Federal health officials have issued an alert to state and municipal health departments telling them to ensure they are identifying and tracking cases of HIV and hepatitis C. The alert was prompted by the ongoing HIV outbreak in southern Indiana and by a 150% increase in cases of acute hepatitis C seen between 2010 and 2013.
Rising rates of hepatitis C infections are a sign that intravenous drug users are sharing needles, which puts them at great risk for becoming infected with HIV. Increases in the number of cases of hepatitis C can be an indicator of a potential HIV outbreak.
"The situation in Indiana should serve as a warning that we cannot let down our guard against these deadly infections," said Dr. Jonathan Mermin, director of the National Center for HIV/AIDS, Viral Hepatitis, STD and TB Prevention, a part of the CDC.

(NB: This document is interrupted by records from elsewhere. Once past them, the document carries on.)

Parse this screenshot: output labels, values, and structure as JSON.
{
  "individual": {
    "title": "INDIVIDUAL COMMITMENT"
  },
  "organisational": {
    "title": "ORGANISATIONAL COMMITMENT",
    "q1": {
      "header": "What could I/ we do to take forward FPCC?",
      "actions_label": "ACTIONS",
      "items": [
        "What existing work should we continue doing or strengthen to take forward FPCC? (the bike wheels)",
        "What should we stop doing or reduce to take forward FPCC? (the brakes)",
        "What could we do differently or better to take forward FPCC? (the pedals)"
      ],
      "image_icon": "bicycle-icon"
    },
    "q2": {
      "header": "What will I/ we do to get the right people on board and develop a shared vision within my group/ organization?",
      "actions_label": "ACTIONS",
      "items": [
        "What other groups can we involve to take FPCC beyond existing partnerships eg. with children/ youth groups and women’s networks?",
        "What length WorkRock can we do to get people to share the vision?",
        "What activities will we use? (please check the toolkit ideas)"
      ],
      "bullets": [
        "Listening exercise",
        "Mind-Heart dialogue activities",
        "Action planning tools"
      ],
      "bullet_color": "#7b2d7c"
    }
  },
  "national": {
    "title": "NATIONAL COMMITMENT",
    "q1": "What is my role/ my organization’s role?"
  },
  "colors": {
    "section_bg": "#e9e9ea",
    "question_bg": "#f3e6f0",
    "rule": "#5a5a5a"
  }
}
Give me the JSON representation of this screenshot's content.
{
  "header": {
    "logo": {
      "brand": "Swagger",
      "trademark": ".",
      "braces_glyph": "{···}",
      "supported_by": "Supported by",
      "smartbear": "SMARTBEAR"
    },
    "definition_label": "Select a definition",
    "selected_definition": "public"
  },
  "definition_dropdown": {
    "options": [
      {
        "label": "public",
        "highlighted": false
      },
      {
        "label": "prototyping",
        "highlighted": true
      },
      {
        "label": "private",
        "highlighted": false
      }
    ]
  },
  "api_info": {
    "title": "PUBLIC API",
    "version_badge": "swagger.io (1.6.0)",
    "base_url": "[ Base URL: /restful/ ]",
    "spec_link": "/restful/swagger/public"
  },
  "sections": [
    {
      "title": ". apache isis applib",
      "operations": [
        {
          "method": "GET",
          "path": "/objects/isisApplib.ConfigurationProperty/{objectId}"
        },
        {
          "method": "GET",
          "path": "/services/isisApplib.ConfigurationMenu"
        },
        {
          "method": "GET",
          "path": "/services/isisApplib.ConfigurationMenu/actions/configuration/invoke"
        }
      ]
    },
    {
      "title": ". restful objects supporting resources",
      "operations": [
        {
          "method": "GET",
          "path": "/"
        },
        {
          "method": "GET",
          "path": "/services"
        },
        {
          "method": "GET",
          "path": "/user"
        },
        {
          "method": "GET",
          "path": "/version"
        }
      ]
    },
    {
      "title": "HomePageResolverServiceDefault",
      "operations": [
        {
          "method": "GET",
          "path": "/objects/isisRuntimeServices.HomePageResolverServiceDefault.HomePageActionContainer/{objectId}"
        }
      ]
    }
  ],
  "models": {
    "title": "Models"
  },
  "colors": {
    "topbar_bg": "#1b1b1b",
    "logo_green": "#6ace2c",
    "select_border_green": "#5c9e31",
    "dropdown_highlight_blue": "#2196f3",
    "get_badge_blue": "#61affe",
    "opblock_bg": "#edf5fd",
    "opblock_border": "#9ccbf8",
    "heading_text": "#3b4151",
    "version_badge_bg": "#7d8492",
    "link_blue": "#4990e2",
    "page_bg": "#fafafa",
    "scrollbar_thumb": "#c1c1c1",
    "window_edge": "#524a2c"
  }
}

The CDC alert advises health departments to examine data on new diagnoses of HIV and hepatitis C and also review deaths due to drug overdoses, drug arrests, and admissions to drug treatment centers. These last three categories could help identify groups that are at risk for having been infected with HIV or hepatitis C.
Indiana health officials say that the number of confirmed cases of HIV in Scott County is now 136, with another 6 preliminary positive cases. This number is unprecedented for that area. Scott County had only three new HIV cases between 2009 and 2013. The entire state of Indiana usually sees only 500 new cases of HIV annually. Most of the people infected in the county say they were using intravenous drugs, usually the prescription painkiller Opana.
The Midwest and other areas of the country are experiencing large increases in the number of people addicted to opiates and similar drugs, many of whom inject the drugs intravenously. Indiana bans needle exchanges, where addicts can obtain clean needles to prevent the spread of infection, but has lifted the ban temporarily in Scott County.